Fiercely committed and as unapologetic as ever, this 92-year-old artist is having a moment
In a new memoir and exhibit, Audrey Flack confronts the misogyny and antisemitism of the art world
An exhibit of new paintings by Audrey Flack coincides with publication of the 92-year-old artist’s new memoir, With Darkness Came Stars. The exhibit, “With Darkness Comes Stars,” at New York’s Hollis Taggart gallery, features 16 paintings from what Flack calls her new post-Pop Baroque series, painted in the last three years and combining iconography from Marvel comics, Disney, and Judeo-Christian imagery. The memoir is an indispensable companion to the exhibit, illuminating the meaning behind the creation of these works.
The book takes us through pivotal moments in Flack’s nine decades as an artist, showing how she developed from a young hyperactive little girl into a young artist, then a wife and mother to two girls, one severely autistic, and left her first abusive husband and later found love again, all the while remaining fiercely committed to her need to create.
Art “on its highest level,” Flack writes, “bypasses the profane and deals with the sacred. Art kept me alive and still helps me cope with the most heartbreaking situations in my life. Art does that; it is the ultimate healer. In the midst of all the darkness that life can bring, art reminds us that with darkness can come stars.” By stars, she means bursts of light, inspiration, truth, connection, that art can bring about, by processing and surviving sadness, suffering, trauma and creating something that endures.
Much of the book details her grievances with how women artists were treated or ignored by dealers and curators. Often, she was the lone woman in a group of male artists, such as in the Whitney’s “22 Realists” exhibit in 1969. Once, even though she was a leader in the new Photorealism painting movement, she writes, she was excluded from a talk on photorealism by a gallery director who was showing only images by male photorealists, works that depicted “cars, trailers, motorcycles, trucks, storefronts, empty streets and deadpan portraits.”
“My colors were brighter, I used narrative and iconography, and my subject matter was humanist,” she wrote. Though she and the male photorealists were both interested in capturing light, she went on to say, they painted reflections on metal surfaces such as cars, and depicted the glass in car headlights and windshields, while she painted silver teapots and gold bracelets, and the glass in mirrors and bottles. She was interested in portraying emotion and expression.

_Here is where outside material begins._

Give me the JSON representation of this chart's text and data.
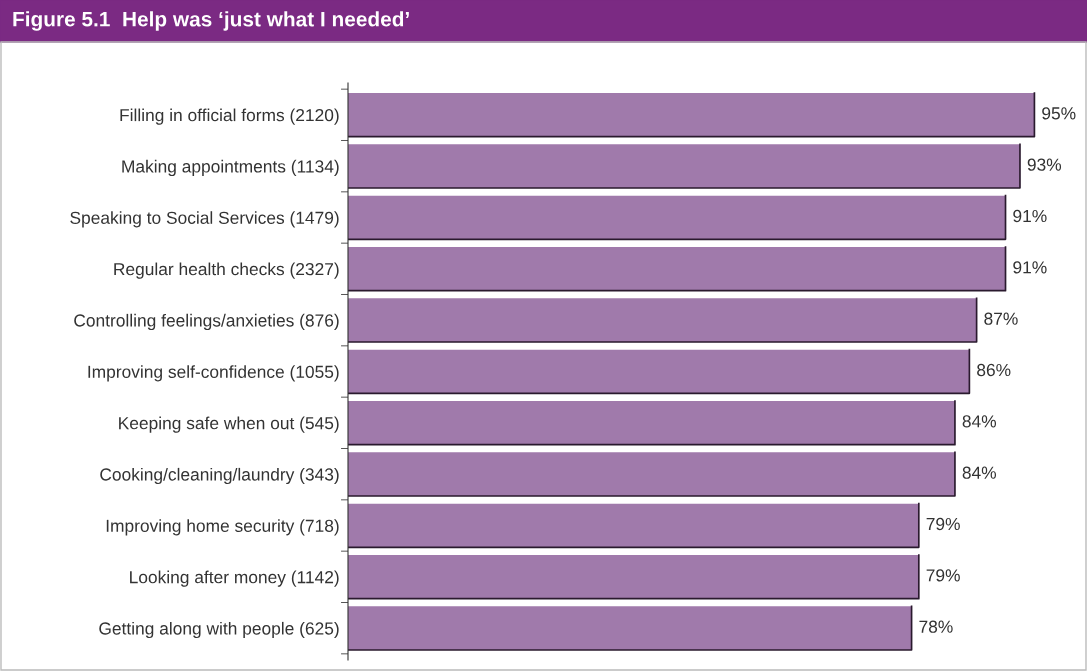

That’s why, she explains, she was so taken with the expressive wooden statue of Mary, the Macarena Esperanza, created in the 17th century, which she went to see in Seville. The elitist art world looked down on this kind of art.
“They called it kitsch; it was too sentimental, too glitzy, with too much color and too much emotion. But I knew that I was standing before a masterpiece,” she wrote.
The custodian at the church told her the artist was Luisa Roldan, and said in Spanish, “of course the artist is a woman. No man could express the feelings a mother has for her son.”
This feminine aesthetic resonated with Flack. She didn’t care that elite art circles belittled Spanish Passion art for “its extreme emotionality and lack of classical restraint.” These criticisms were later used to characterize her work, such as when she painted her own image of the Macarena in “Macarena Esperanza” and “Macarena of Miracles” (1971), works that were deemed too colorful and too expressive, words often used as code for “too Jewish.”
Writing for The New York Times, Rosalyn Drexler called Flack’s painting “Jolie Madame” “one of the most beautiful ugly paintings I have ever seen.” The art world, Flack came to realize, was one “predicated on male vision, judged by male standards, evaluated by male critics, and written about by male art historians.” Her subjects were deemed too feminine.
When the Museum of Modern Art purchased her painting “Leonardo’s Lady,” Hilton Kramer complimented MoMA for “waking up enough” to buy the painting, but nevertheless referred to Flack as the “Barbara Streisand of the art world,” a remark one of Flack’s friends said was both misogynistic and antisemitic.
Like Flack’s memoir, her new paintings are unapologetic. They are lush and riotous with bright color and sensuous detail. In “Self Portrait with Flaming Heart,” she continues her obsession with the Macarena by painting herself as the Virgin Mary. At the center of the painting is the Jewish star she herself wears as a necklace. In these works, Flack reclaims Mary and Jesus as Jewish figures; here, Mary is a compassionate Jewish mother, whose heart is literally aflame in compassion for her child.
“We have strong powerful women,” Flack told me, speaking of Jews. “We have Queen Esther, but Mary is the one you go to when you are hurt, when you cry, I responded to Mary.”
In “Rex Judeus” (2003), Flack reclaims the figure of Jesus as Jewish, painting him wearing a tallit as a loincloth, evoking Chagall’s “Jesus in his White Crucifixion,” which he painted at a time of rising antisemitism before the Holocaust. Flack paints a smaller figure of the famous Jewish Warsaw boy with his hands facing up, begging for mercy, besides Jesus; perhaps this painting is a similar plea now for Christians to have empathy for Jewish suffering.
With Darkness Comes Stars is being exhibited at the Hollis Taggart gallery in New York until May 11.